Treść opublikowana przez kriss36

  1. Podjąłem decyzję ,że wyjeżdżam w sobotę tak jak planowałem.Dla mojej mamy jestem wrogiem teraz,argument że w następny weekend zostanę z ojcem i mama będzie mogła wyjechac w ogóle nie dotarł do niej.Moja mama tak na prawdę nie chce chyba nawet odpocząć od tej sytuacji ,po prostu che kolejny raz żebym swoje zycie dostosował do jej wymagań.Boli mnie to ,ze zupełnie nie przejmuje sie tym jak ja się czuję ,co ja czuję i nawet jej to nie interesuje.Powtarza tylko jaka to jest biedna i jaki ja niewdzięczny jestem,że mieszkania mi nie zapisze ,że nie mam po co wracac.Hm a mnie chyba nawet nie zależy na tym czy mieszkanie dostanę czy będę miał gdzie wrócić czy moze będę musiał wynając coś od poniedziałku.Jest mi cięzko ale wiem ,ze nie mogę odpuścic i nie moge pozwolić sie ograniczać już.Nie chcę przegrac zycia,lepiej to zrozumiec w wieku 36 lat jak w ogóle.Trudno mi z tym wszystkim,mam zero poczucia bezpieczenstwa,nie wiem co będzie jak wrócę w niedziele ale mimo to podjąłem decyzję,może pierwszą dojrzałą i przemyslaną decyzję w życiu.Boję sie tego wszystkiego co będzie ,ze będę miał znowu poczucie winy ale dam radę musze ,będzie dobrze.
  2. Dziękuję za dobre słowo.Dzisiaj próbowałem znalezc miejsce gdzie będę mógł poddać sie terapii indywidualnej,myślę że moje problemy częściowo tez mają podłoże w dzieciństwie i trochę toksycznych relacjach u mnie w domu.Nie ma idealnych rodzin ,wiem jednak samo użalanie sie nad sobą nie pomoże.Czasami trzeba powiedziec cos na głos by zdac sobie sprawe z tego co wiemy a do czego sami przed sobą nie chcemy sie przyznać.To ,ze wiem o tym,ze moje potrzeby tez są ważne i moi bliscy powinni to mieć na uwadze nie oznacza,że nie pozwalam im na nadużywanie mojej dobrej woli.Asertywność, albo "zdrowy egoizm" to te cechy których mi brakuje.Najważniejsze to żeby nauczyc sie życ z przekonaniem ,ze moje potrzeby i to co robię jest ważne i nie powinienem rezygnować z siebie bo nikt nawet najblizsi nie mają prawa tego ode mnie wymagać.

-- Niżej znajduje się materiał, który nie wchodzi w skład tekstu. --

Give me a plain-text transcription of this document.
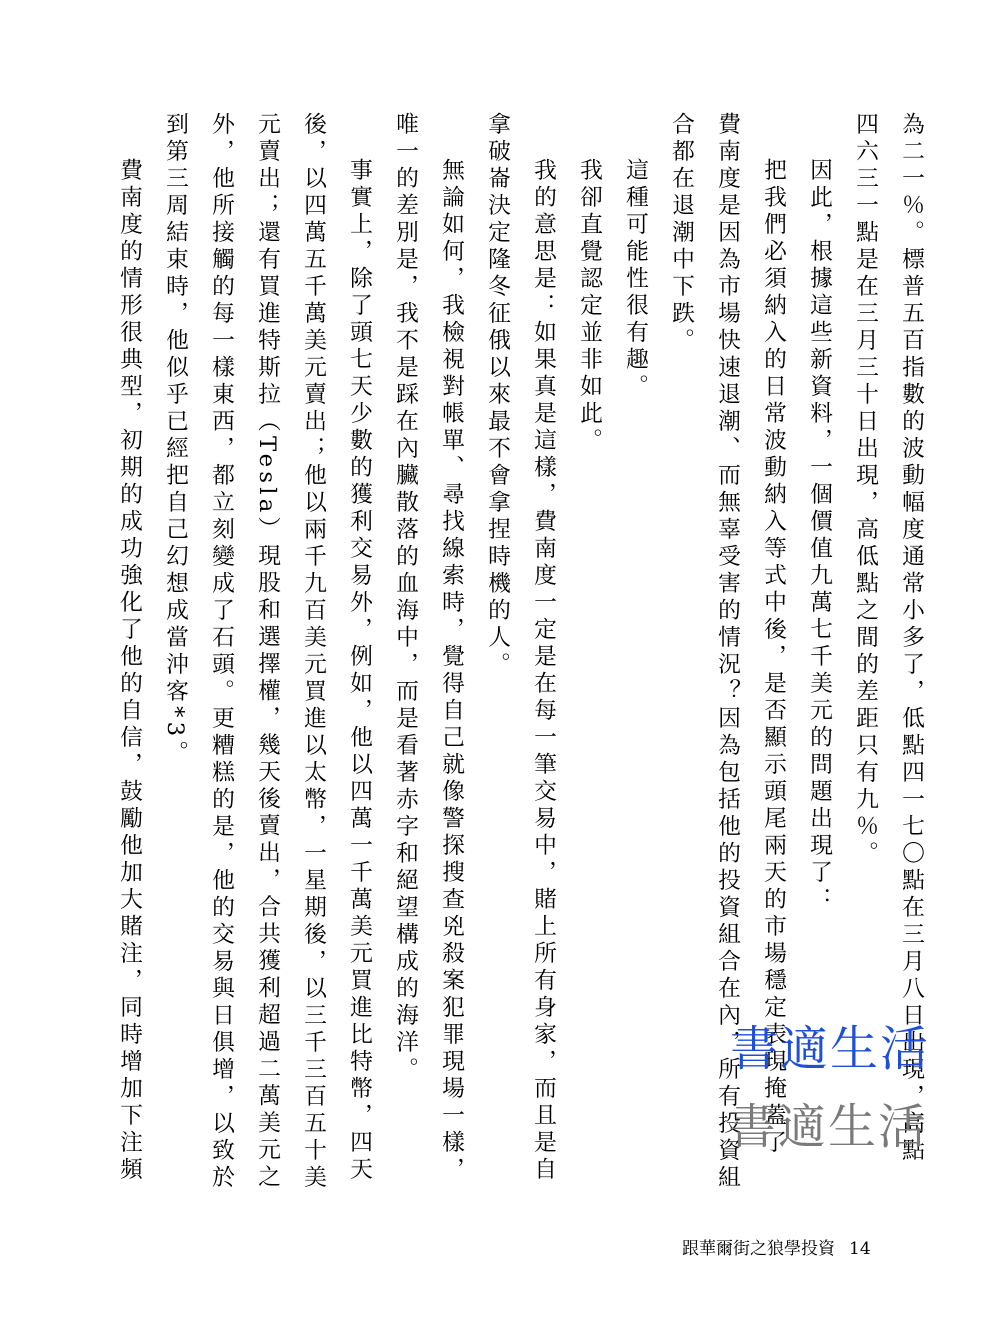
為二一％。標普五百指數的波動幅度通常小多了，低點四一七〇點在三月八日出現，高點

四六三一點是在三月三十日出現，高低點之間的差距只有九％。

因此，根據這些新資料，一個價值九萬七千美元的問題出現了：

把我們必須納入的日常波動納入等式中後，是否顯示頭尾兩天的市場穩定表現掩蓋了

費南度是因為市場快速退潮、而無辜受害的情況？因為包括他的投資組合在內，所有投資組

合都在退潮中下跌。

這種可能性很有趣。

我卻直覺認定並非如此。

我的意思是：如果真是這樣，費南度一定是在每一筆交易中，賭上所有身家，而且是自

拿破崙決定隆冬征俄以來最不會拿捏時機的人。

無論如何，我檢視對帳單、尋找線索時，覺得自己就像警探搜查兇殺案犯罪現場一樣，

唯一的差別是，我不是踩在內臟散落的血海中，而是看著赤字和絕望構成的海洋。

事實上，除了頭七天少數的獲利交易外，例如，他以四萬一千萬美元買進比特幣，四天

後，以四萬五千萬美元賣出；他以兩千九百美元買進以太幣，一星期後，以三千三百五十美

元賣出；還有買進特斯拉（Tesla）現股和選擇權，幾天後賣出，合共獲利超過二萬美元之

外，他所接觸的每一樣東西，都立刻變成了石頭。更糟糕的是，他的交易與日俱增，以致於

到第三周結束時，他似乎已經把自己幻想成當沖客*3。

費南度的情形很典型，初期的成功強化了他的自信，鼓勵他加大賭注，同時增加下注頻	書適生活
書適生活
跟華爾街之狼學投資 14
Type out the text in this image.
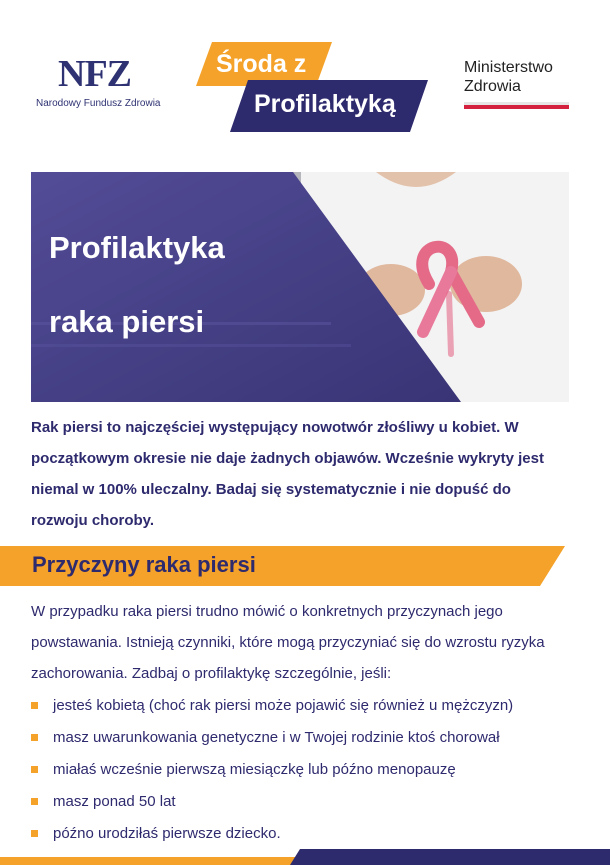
NFZ
Narodowy Fundusz Zdrowia
Środa z
Profilaktyką
Ministerstwo
Zdrowia
Profilaktyka
raka piersi

Rak piersi to najczęściej występujący nowotwór złośliwy u kobiet. W początkowym okresie nie daje żadnych objawów. Wcześnie wykryty jest niemal w 100% uleczalny. Badaj się systematycznie i nie dopuść do rozwoju choroby.

Przyczyny raka piersi

W przypadku raka piersi trudno mówić o konkretnych przyczynach jego powstawania. Istnieją czynniki, które mogą przyczyniać się do wzrostu ryzyka zachorowania. Zadbaj o profilaktykę szczególnie, jeśli:

jesteś kobietą (choć rak piersi może pojawić się również u mężczyzn)
masz uwarunkowania genetyczne i w Twojej rodzinie ktoś chorował
miałaś wcześnie pierwszą miesiączkę lub późno menopauzę
masz ponad 50 lat
późno urodziłaś pierwsze dziecko.
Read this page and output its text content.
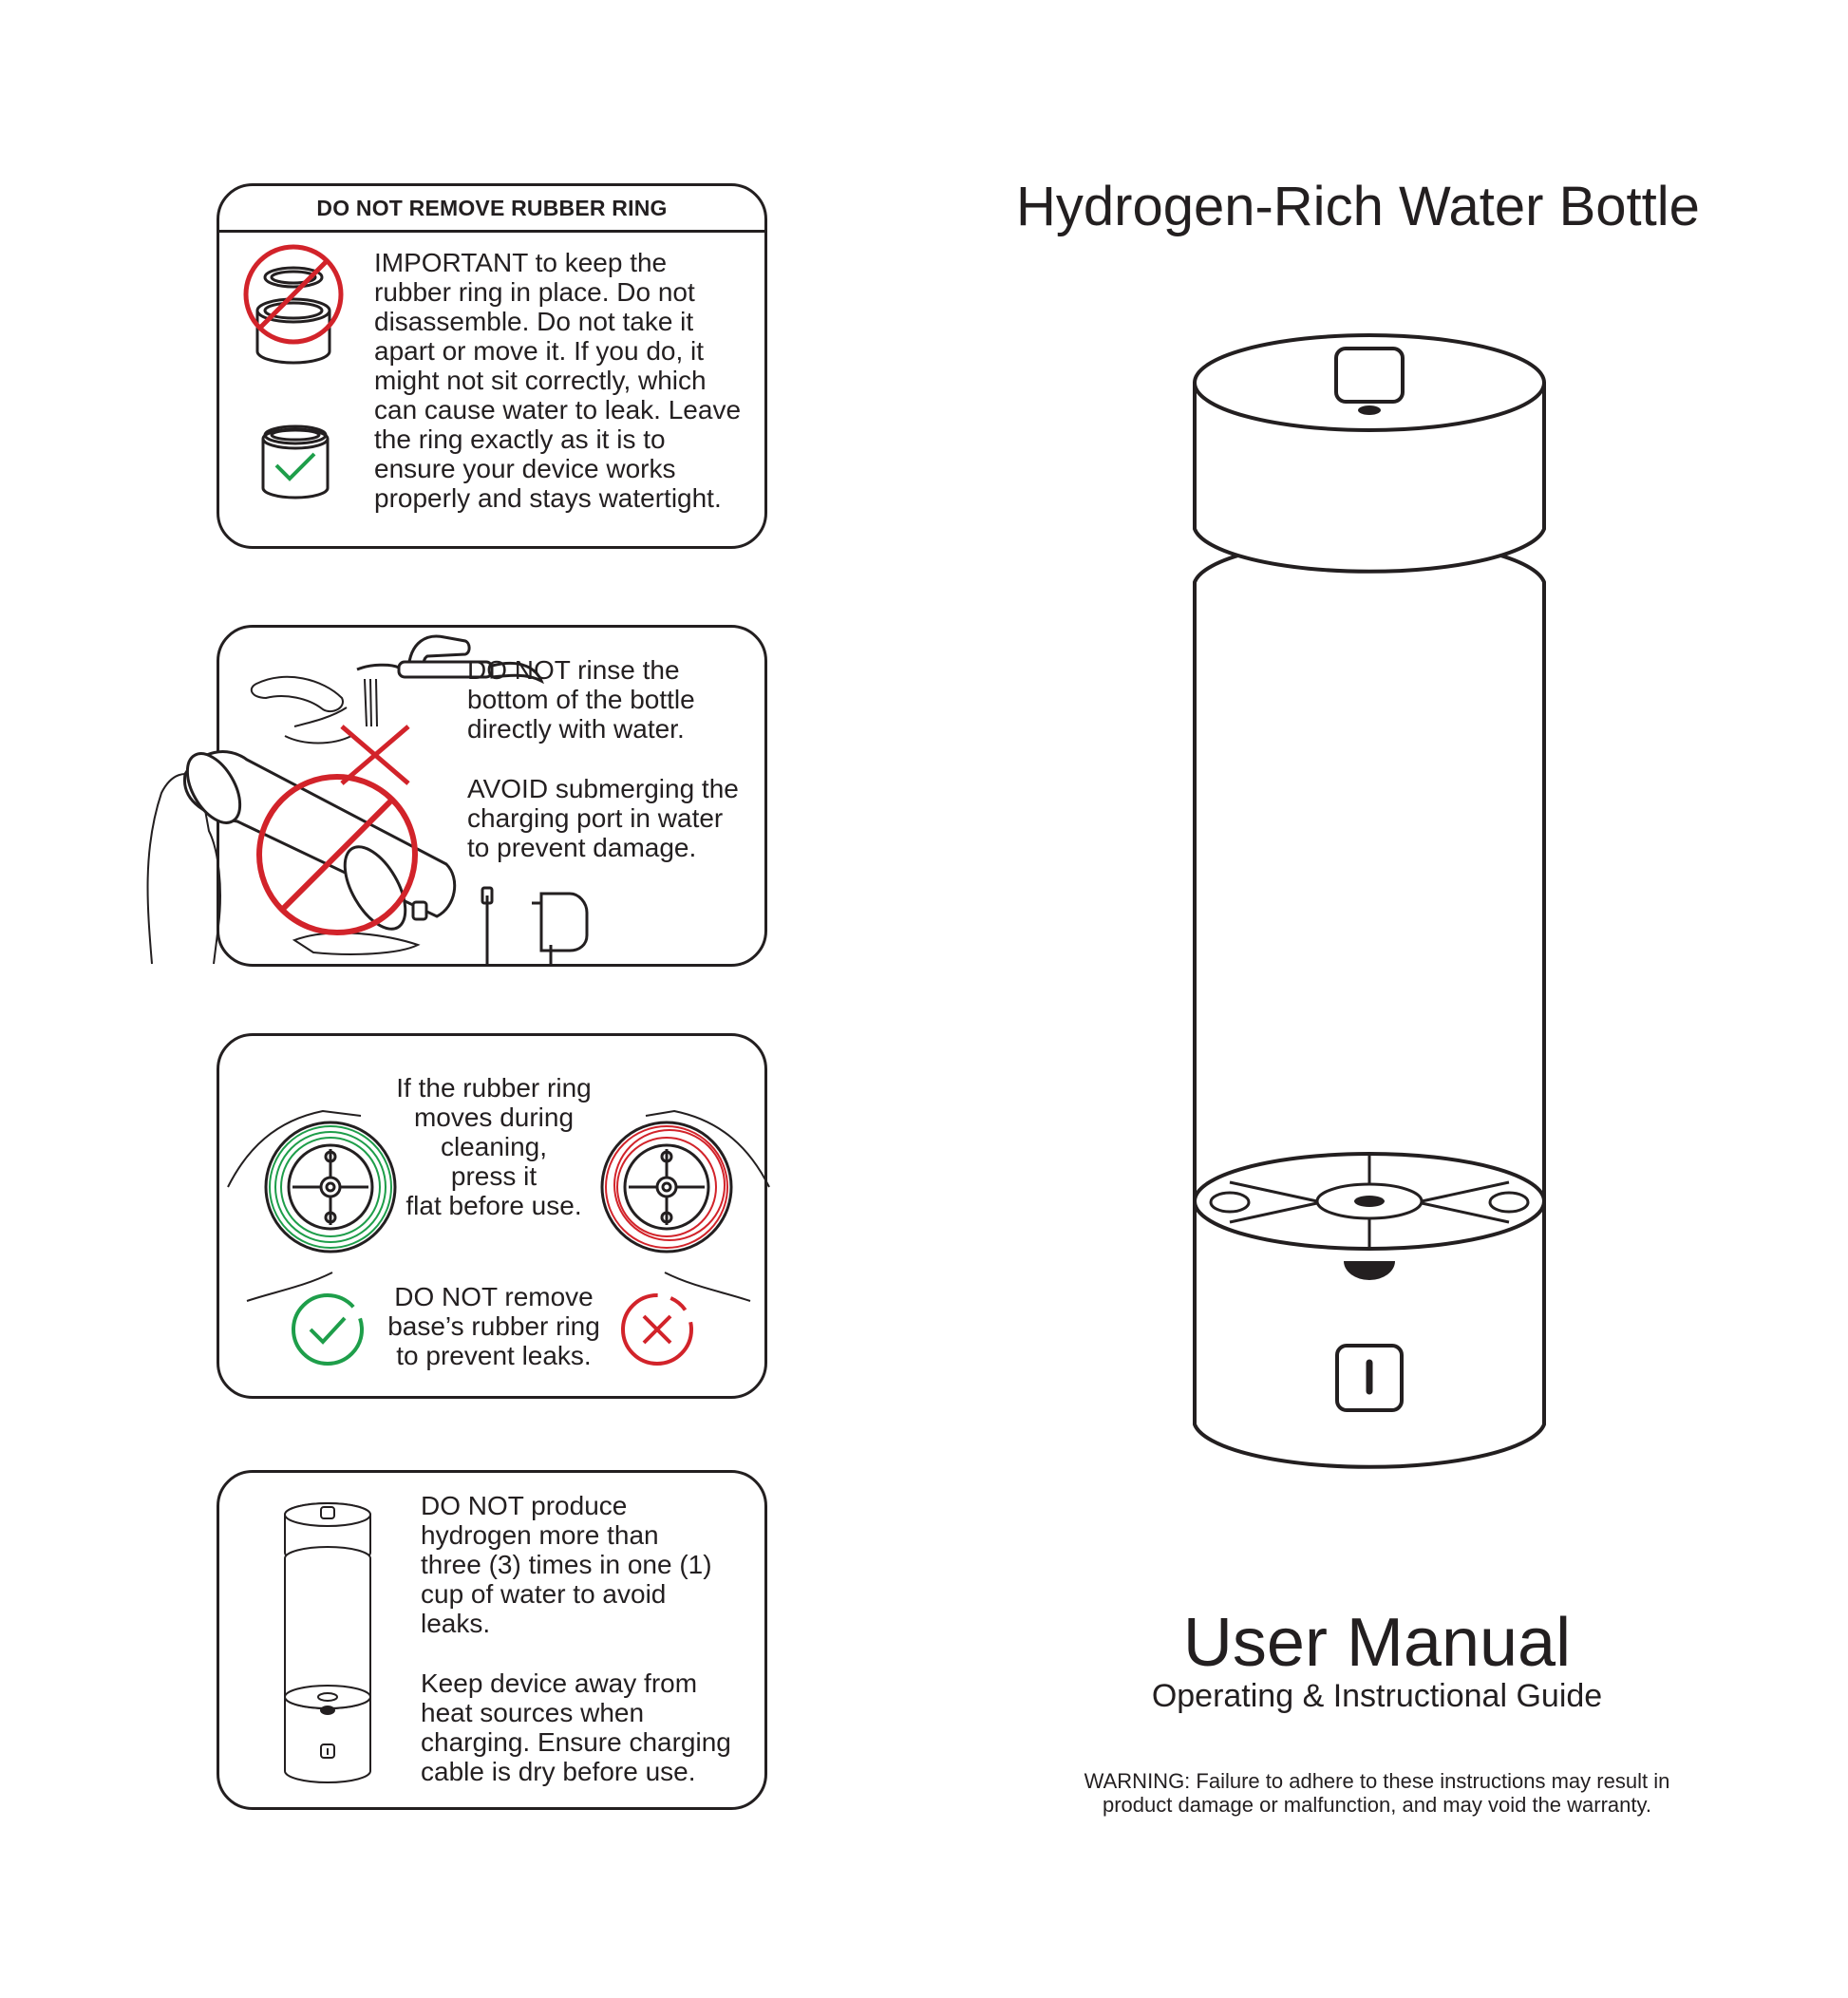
DO NOT REMOVE RUBBER RING
IMPORTANT to keep the
rubber ring in place. Do not
disassemble. Do not take it
apart or move it. If you do, it
might not sit correctly, which
can cause water to leak. Leave
the ring exactly as it is to
ensure your device works
properly and stays watertight.
DO NOT rinse the
bottom of the bottle
directly with water.
AVOID submerging the
charging port in water
to prevent damage.
If the rubber ring
moves during
cleaning,
press it
flat before use.
DO NOT remove
base’s rubber ring
to prevent leaks.
DO NOT produce
hydrogen more than
three (3) times in one (1)
cup of water to avoid
leaks.
Keep device away from
heat sources when
charging. Ensure charging
cable is dry before use.
Hydrogen-Rich Water Bottle
User Manual
Operating & Instructional Guide
WARNING: Failure to adhere to these instructions may result in
product damage or malfunction, and may void the warranty.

  3. od jakiegos czasu nie widze sensu w tym wszystkim co robię.Przez kilka ostatnich miesięcy pomagałem mojej matce w opiece nad niepełnosprawnym teraz juz tylko leżącym ojcem.byłem zawsze kiedy tylko mnie potrzebowali oboje.Teraz jest tak,ze jak chcę wyjechac na weekend to jestem złym synem ,matka wpędza mnie w poczucie winy ,ze sama sobie nie poradzi i że nie moge ich zostawic na weekend samych.Nie jest to prawda bo poradziłaby sobie dobrze ,tylko obarcza mnie odpowiedzialnością za sytuacje jaka jest teraz.Żle mi z tym i trudno: z jednej strony robie co moge i ile moge i nikt nie ma prawa mnie ograniczac,jednak z drugiej pozwalam sie wpędzać w poczucie winy i często rezygnuje z własnych spraw na rzecz rodziców.Zle mi z tym i nie radze sobie ,czesto jest tak ,ze wieczorami kiedy nikt nie widzi płaczę żeby odreagowac.